Nine of his speeches appear in this 2013 compilation that puts together the writer’s candid messages to graduates which are often laced with wry humour and always leave readers with much to think about.
The humourist, who was known for his morbidly comical social commentary, makes several astute observations about the human condition as he shares his thoughts and ideas with students. He emphasizes the importance of kindness, urges youngsters to embrace forgiveness instead of seeking revenge, sheds light on dealing with loneliness and boredom, highlights the need of serving one’s community, and advises his audience to get more people in their lives and create extended families instead of opting for a small, “terribly vulnerable survival unit”.

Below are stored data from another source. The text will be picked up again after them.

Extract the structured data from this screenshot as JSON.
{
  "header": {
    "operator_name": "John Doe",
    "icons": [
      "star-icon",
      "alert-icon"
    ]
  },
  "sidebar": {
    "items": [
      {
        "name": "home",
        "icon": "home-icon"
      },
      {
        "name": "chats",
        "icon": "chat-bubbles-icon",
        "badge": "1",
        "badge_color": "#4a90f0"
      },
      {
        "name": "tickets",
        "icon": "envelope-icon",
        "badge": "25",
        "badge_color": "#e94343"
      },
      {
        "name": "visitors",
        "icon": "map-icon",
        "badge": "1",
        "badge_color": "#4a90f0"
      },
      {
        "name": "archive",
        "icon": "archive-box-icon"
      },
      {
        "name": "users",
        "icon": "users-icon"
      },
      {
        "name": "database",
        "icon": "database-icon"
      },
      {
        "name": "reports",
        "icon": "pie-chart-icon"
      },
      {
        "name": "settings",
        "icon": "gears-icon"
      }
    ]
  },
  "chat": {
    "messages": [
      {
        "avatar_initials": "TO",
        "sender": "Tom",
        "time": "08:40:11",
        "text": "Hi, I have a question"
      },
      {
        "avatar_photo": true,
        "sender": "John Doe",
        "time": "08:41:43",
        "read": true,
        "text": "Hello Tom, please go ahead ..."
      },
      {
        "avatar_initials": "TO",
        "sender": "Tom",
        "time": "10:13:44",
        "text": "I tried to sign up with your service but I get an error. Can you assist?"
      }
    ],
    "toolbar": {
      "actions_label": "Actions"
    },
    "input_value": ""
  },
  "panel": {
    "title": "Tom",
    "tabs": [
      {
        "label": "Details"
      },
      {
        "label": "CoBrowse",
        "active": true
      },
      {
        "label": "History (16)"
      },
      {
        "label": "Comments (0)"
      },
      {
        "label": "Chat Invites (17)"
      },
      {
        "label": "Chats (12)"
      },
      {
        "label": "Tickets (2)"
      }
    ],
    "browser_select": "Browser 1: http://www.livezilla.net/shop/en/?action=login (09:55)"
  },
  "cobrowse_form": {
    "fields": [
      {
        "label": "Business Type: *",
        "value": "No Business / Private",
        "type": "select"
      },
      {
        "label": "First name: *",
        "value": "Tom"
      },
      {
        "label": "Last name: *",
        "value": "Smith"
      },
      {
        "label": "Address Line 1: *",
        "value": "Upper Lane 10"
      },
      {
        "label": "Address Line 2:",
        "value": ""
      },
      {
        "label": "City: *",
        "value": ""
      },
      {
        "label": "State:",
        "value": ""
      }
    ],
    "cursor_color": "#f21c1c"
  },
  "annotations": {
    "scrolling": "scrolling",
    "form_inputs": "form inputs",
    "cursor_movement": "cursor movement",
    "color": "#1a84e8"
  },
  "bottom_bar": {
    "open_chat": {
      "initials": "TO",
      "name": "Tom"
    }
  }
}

Vonnegut also blends historical references into his talks, referencing things as varied as the Code of Hammurabi and the Sermon on the Mount (for which he shows great admiration). The writer - who dropped out of university, enlisted in the army, was deployed in World War II, captured by Germans and taken a prisoner of war, then returned home to marry his high school sweetheart, had three children with her, and adopted his sister’s three sons upon her death from cancer two days after her husband’s death in a train accident - clearly lived a remarkable, eventful life, and his personal experiences as well as reminiscences from his past often come up in these speeches. If you aren’t familiar with his background, then you might benefit from reading about Vonnegut before you delve into this book so that you can fully appreciate his viewpoints by understanding where the author is coming from.
Many of his observations are straightforward. Some might even seem blunt. The book certainly isn’t all sunshine and rainbows, and you might not agree with everything the writer says, but his words will definitely give you something to mull over.
The book, however, is almost disappointingly slim and it’s such a quick read that it leaves you wishing it had been longer. Plus, while all the speeches are different, there is some repetition in their content. Among the subjects he revisits multiple times are the importance of marking the passage from childhood to becoming “officially full-grown” adults, and, what appears to be his favourite topic: acknowledging happiness. He recounts how his uncle, Alex Vonnegut, taught him what a waste it is to be happy and not notice it, and that it is important to acknowledge simple moments of happiness by saying out loud, “If this isn’t nice, what is?”
It is highly unlikely that the commencement speech at your graduation will be anything like Vonnegut’s addresses, and if you think you could benefit from some engaging, frank, memorable advice from one of the most celebrated authors of recent times, then you might want to give this book a read.